When introducing the new government to the Department of Energy and Climate Change in 2010, Prime Minister David Cameron outlined his plans to lead “the greenest government ever”. So with assurances that the environment was a top priority, and their parliamentary term set to end in May, has this coalition government delivered on its sustainability promises?
According to a report by a consortium of 41 NGOs (Non-government organisations) in late 2013 – the answer is a resounding ‘no’. In fact, it claimed the coalition failed to deliver on more than a third of the pledges and had only made “good progress” on less than a fifth of them. And just over a year later the results aren’t much better.
With the next general election set for Thursday 7 May 2015, the sound bites and lofty promises will surely begin once again. Ed Miliband has already declared that tackling climate change is the most important thing he can do in politics for the next generation. But even if Labour is victorious in May – what happens in another four years?
And therein lies the problem.
Consistent action by successive governments is a must, but is unlikely to happen. The revolving door of ministers means that the issue doesn’t get the attention it deserves. If a stronger-willed Government based policies on a long term vision of 10 or 20 years, and not just the next election, this would go a long way to removing the lack of clarity that has plagued the industry over the years.
It’s also been said many times but changes in Regulations are still too slow – and surely that must come down to government inactivity.

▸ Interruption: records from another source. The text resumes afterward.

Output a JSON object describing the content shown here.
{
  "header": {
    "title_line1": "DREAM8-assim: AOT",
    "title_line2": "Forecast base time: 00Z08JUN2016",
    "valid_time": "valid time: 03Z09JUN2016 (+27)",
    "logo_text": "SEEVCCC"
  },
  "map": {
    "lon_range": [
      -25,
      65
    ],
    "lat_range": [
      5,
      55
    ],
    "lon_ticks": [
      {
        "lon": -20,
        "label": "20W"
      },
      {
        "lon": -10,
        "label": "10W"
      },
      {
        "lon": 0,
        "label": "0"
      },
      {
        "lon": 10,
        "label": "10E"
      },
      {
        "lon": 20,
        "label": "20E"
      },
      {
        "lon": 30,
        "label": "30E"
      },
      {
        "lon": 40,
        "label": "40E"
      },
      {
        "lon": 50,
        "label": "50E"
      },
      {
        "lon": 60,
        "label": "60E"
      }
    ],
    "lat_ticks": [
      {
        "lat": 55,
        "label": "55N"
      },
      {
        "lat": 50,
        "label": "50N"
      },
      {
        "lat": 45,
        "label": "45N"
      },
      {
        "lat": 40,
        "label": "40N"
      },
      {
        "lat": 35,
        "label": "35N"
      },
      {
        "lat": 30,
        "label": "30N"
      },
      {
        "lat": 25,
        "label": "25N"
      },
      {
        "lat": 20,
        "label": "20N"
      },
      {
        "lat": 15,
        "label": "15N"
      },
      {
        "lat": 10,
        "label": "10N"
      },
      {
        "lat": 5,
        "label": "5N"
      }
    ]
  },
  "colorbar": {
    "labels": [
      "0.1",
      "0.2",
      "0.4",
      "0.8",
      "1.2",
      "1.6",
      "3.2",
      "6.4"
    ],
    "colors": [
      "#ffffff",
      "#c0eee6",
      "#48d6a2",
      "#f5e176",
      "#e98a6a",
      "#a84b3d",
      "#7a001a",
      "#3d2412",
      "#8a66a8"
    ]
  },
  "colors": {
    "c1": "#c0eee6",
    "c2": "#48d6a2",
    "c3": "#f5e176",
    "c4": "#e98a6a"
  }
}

When you combine this with the lack of clarity and decisiveness then the industry continues to be left with rumours and this just adds to the confusion.
It may not have been the greenest government ever but our industry has come a long way over the last five years. We have made, and will continue to make, huge progress as we strive to reduce our environmental impact across all aspects of our work.
For comprehensive improvements across the entire industry, it is primarily up to the government to set the standard. If they impose sustainable measures it will always generate objections, but on the other side it encourages forward-thinkers to find solutions, which can only have a positive impact in both the short and long term.